4.4.2. Cases where the personal data owner cannot assert his rights:
Personal data owners cannot claim their rights listed in 5.1 in these matters, since the following cases are excluded from the scope of the KVK Law in accordance with Article 28 of the KVK Law:
1. Processing of personal data by real persons within the scope of activities related to themselves or their family members living in the same residence, provided that they are not given to third parties and that the obligations regarding data security are complied with,
2. Processing personal data for purposes such as research, planning and statistics by making them anonymous with official statistics,
3. Processing personal data for art, history, literature or scientific purposes or within the scope of freedom of expression, provided that they do not violate national defense, national security, public security, public order, economic security, privacy of private life or personal rights or constitute a crime,
4. Processing of personal data within the scope of preventive, protective and intelligence activities carried out by public institutions and organizations authorized by law to ensure national defense, national security, public safety, public order or economic security,
5. Processing of personal data by judicial authorities or execution authorities in relation to investigation, prosecution, trial or execution proceedings.
28.2 of the KVK Law. pursuant to article; Personal data owners in the cases listed below
Except for the right to demand the compensation of the damage, they cannot claim their other rights listed in 5.1:
1. Personal data processing is necessary for the prevention of crime or for criminal investigation,
2. Processing of personal data made public by the personal data owner himself,
3. The processing of personal data is necessary for the execution of supervisory or regulation duties and for disciplinary investigation or prosecution by the authorized and authorized public institutions and organizations and professional organizations in the nature of public institution, based on the authority given by the law,
4. The processing of personal data is necessary for the protection of the economic and financial interests of the State with regard to budgetary, tax and financial matters.

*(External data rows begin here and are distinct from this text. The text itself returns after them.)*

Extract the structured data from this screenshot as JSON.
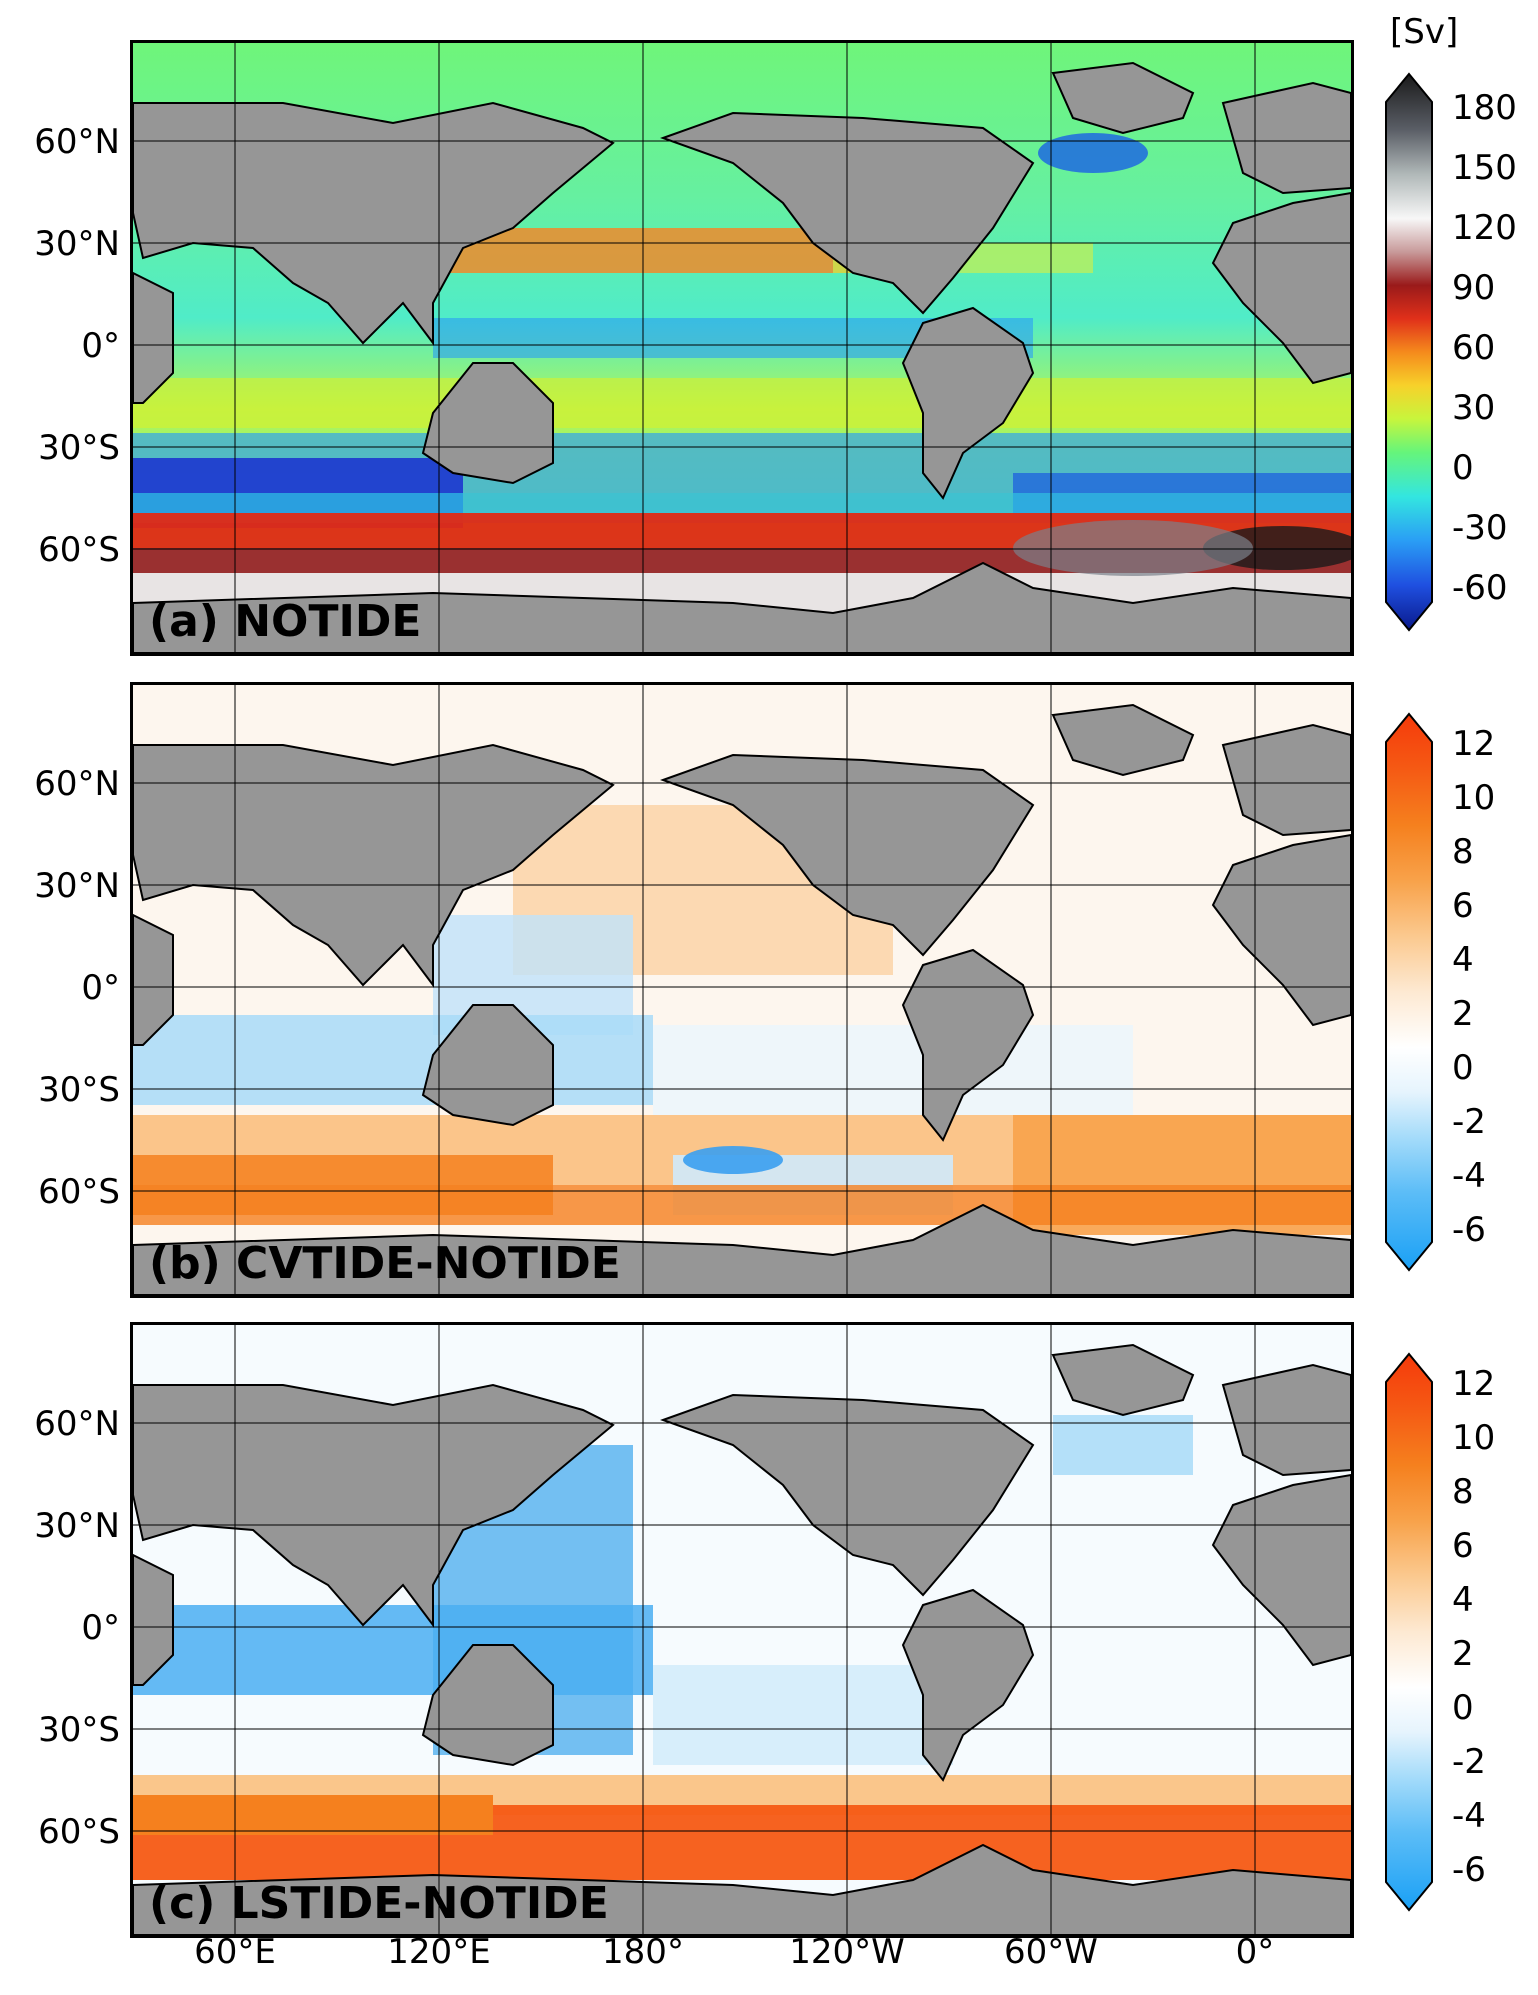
{
  "unit_label": "[Sv]",
  "lat_labels": [
    "60°N",
    "30°N",
    "0°",
    "30°S",
    "60°S"
  ],
  "lon_labels": [
    "60°E",
    "120°E",
    "180°",
    "120°W",
    "60°W",
    "0°"
  ],
  "panels": [
    {
      "label": "(a) NOTIDE",
      "colorbar_ticks": [
        "180",
        "150",
        "120",
        "90",
        "60",
        "30",
        "0",
        "-30",
        "-60"
      ],
      "colormap": [
        "#0a1a8c",
        "#1f4fe0",
        "#2a9df5",
        "#33e6e0",
        "#66f57a",
        "#c8f53c",
        "#f7d12a",
        "#f58a1c",
        "#e0301a",
        "#9a1a1a",
        "#c89a9a",
        "#f7f7f7",
        "#b0b8b8",
        "#5a5e66",
        "#1a1a1a"
      ]
    },
    {
      "label": "(b) CVTIDE-NOTIDE",
      "colorbar_ticks": [
        "12",
        "10",
        "8",
        "6",
        "4",
        "2",
        "0",
        "-2",
        "-4",
        "-6"
      ],
      "colormap": [
        "#1aa0f5",
        "#5cbdf7",
        "#a6dcfa",
        "#e6f4fd",
        "#ffffff",
        "#fde9d2",
        "#fbc98f",
        "#f8a24a",
        "#f5801e",
        "#f55a14",
        "#f53a0a"
      ]
    },
    {
      "label": "(c) LSTIDE-NOTIDE",
      "colorbar_ticks": [
        "12",
        "10",
        "8",
        "6",
        "4",
        "2",
        "0",
        "-2",
        "-4",
        "-6"
      ],
      "colormap": [
        "#1aa0f5",
        "#5cbdf7",
        "#a6dcfa",
        "#e6f4fd",
        "#ffffff",
        "#fde9d2",
        "#fbc98f",
        "#f8a24a",
        "#f5801e",
        "#f55a14",
        "#f53a0a"
      ]
    }
  ],
  "colors": {
    "land": "#969696",
    "coast": "#000000",
    "grid": "#000000"
  }
}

4.5. DELETING, DESTROYING, MAKING PERSONAL DATA ANONYMOUS
Although it has been processed in accordance with the provisions of the relevant law as regulated in Article 138 of the Turkish Penal Code and Article 7 of the KVK Law, personal data is deleted or destroyed upon the decision of the Company or upon the request of the personal data owner, in case the reasons requiring processing are eliminated. or anonymized. In this context, the Company takes the necessary technical and administrative measures within the Company in order to fulfill its related obligation; has developed the necessary working mechanisms in this regard; trains, assigns and raises awareness of the relevant business units in order to comply with these obligations.